Зрелище было не из привлекательных. Сад совершенно одичал и порос бурьяном, пруд затянулся илом, аллеи поросли высоким непролазным кустарником, а постройки разваливались.
Зато в стороне от барских хором, за полверсты от них, на юру и одиноко, торчал среди лужайки странной архитектуры небольшой дом, вокруг которого было и людно, и оживленно, и шумно. Весь залитый лучами солнца, он резко выделялся на темном фоне парка, давно превратившегося в дремучий бор. У заново срубленного крыльца хлопотали куры, и теснилась пестрая толпа поселян в живописной местной одежде, вызванная сюда бубенчиками приближавшегося экипажа. И, должно быть, такое событие, как приезд господ, было здесь в редкость, если судить по недоумению и жгучему любопытству, не без примеси страха, выражавшемуся на всех лицах.
Миновав строения барской усадьбы и оставив их далеко за собой, карета повернула прямо к этому дому. Толпа раздвинулась, куры разлетелись в разные стороны, а через огород, кратчайшим путем, перепрыгивая через ямы и кусты, бежал без шапки человек лет тридцати пяти в опрятном черном кафтане и в высоких сапогах, — управитель Андрей, заведовавший Воробьевкой со смерти старика Вишнякова, который тут хозяйничал бесконтрольно еще при жизни деда теперешнего владельца. Шла деятельная возня и в доме, где несколько парней и девок, под наблюдением красавицы Маланьи, жены Андрея, женщины молодой, строгой и проворной, вытаскивали в огород сундуки и узлы со всякой всячиной.
Бросив беглый, но зоркий взгляд на эту возню, Андрей обогнул дом и, подбежав к барину, низко поклонился ему.
— Управитель? — спросил последний с улыбкой.

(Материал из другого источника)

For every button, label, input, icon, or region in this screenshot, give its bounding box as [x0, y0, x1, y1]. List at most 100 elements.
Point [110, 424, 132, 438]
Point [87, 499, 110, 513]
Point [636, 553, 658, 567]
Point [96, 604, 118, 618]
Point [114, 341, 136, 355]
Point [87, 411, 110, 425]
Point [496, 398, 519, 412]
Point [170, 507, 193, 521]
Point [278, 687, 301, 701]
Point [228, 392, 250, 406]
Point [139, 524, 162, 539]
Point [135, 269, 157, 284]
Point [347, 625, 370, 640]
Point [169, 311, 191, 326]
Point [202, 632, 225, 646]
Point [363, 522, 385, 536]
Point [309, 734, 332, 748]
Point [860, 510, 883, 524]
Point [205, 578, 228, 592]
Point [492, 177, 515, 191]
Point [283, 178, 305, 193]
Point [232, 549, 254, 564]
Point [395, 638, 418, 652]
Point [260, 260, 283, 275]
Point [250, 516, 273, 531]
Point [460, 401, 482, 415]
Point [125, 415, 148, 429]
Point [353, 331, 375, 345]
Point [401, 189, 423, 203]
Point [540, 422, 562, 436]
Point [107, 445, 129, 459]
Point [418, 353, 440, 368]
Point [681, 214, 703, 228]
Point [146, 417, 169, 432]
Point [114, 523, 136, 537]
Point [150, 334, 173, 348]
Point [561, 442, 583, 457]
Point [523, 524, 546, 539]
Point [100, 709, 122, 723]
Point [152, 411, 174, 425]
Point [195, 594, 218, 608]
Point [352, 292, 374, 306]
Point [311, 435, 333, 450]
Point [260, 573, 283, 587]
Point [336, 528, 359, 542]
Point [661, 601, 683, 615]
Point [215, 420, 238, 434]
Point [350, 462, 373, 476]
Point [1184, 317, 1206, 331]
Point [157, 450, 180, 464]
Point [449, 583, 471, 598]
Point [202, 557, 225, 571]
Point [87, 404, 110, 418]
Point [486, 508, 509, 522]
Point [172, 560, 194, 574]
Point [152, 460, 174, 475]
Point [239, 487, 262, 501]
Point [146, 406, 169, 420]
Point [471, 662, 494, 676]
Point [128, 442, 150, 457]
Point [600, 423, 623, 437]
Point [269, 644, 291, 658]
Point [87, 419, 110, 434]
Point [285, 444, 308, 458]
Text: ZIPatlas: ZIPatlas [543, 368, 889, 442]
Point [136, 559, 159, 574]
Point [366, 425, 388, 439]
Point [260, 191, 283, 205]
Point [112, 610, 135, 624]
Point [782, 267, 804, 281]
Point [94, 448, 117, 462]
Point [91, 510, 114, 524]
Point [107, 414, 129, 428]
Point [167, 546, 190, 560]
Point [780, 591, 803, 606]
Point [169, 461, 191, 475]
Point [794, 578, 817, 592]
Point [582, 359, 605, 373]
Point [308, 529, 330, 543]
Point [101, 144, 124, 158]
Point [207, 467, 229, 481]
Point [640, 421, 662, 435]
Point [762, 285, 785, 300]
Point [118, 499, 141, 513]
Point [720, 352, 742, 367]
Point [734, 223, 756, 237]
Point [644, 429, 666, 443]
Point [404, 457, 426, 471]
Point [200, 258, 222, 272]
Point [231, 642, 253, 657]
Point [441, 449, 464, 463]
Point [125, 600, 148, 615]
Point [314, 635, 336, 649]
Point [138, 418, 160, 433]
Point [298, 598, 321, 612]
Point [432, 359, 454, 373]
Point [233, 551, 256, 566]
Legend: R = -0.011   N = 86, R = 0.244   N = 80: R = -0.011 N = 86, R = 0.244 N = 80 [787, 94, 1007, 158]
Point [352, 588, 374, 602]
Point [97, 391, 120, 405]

— Точно так-с. Добро пожаловать, сударь! Заждались мы вашей милости, — весело проговорил Андрей, молодцеватым движением головы отряхивая назад густые кудри русых волос, спадавших ему на лоб при поклоне, которым он приветствовал своего господина. — Мы вас, сударь, не ждали сегодня, не взыщите за беспорядок. Уведомили бы раньше о своем приезде, все нашли бы готовым для вашего пребывания, — продолжал он, энергичным взмахом руки отгоняя прочь глазевшую кругом толпу любопытных, чтобы остаться с барином наедине.
— А ты меня здесь хочешь поместить? Почему же не в доме?
— Там уже давно невозможно жить. Покойный Абрам Никитич все собирался от сырости да от крыс к внучкам в деревню перебраться, да так и умер, а после его смерти дом в еще большую ветхость пришел. Крыша протекает, печи разваливаются, полы давно прогнили. Все это поправлять стало бы в копеечку вашей милости; ведь здесь глушь, мастеровых пришлось бы из Киева выписывать, а там все ляхи, — такую заломили бы цену, что весь годовой доход с Воробьевки им пришлось бы отвалить. Вот я и надумал заместо таких трат использовать амурный домик, что без употребления стоял в парке.
— Амурный домик? — переспросил Грабинин. — Вот это? — прибавил он, указывая на строение, пестревшее заплатами из нового дерева и с неуклюжими пристройками, нисколько не отвечавшее данному ему названию.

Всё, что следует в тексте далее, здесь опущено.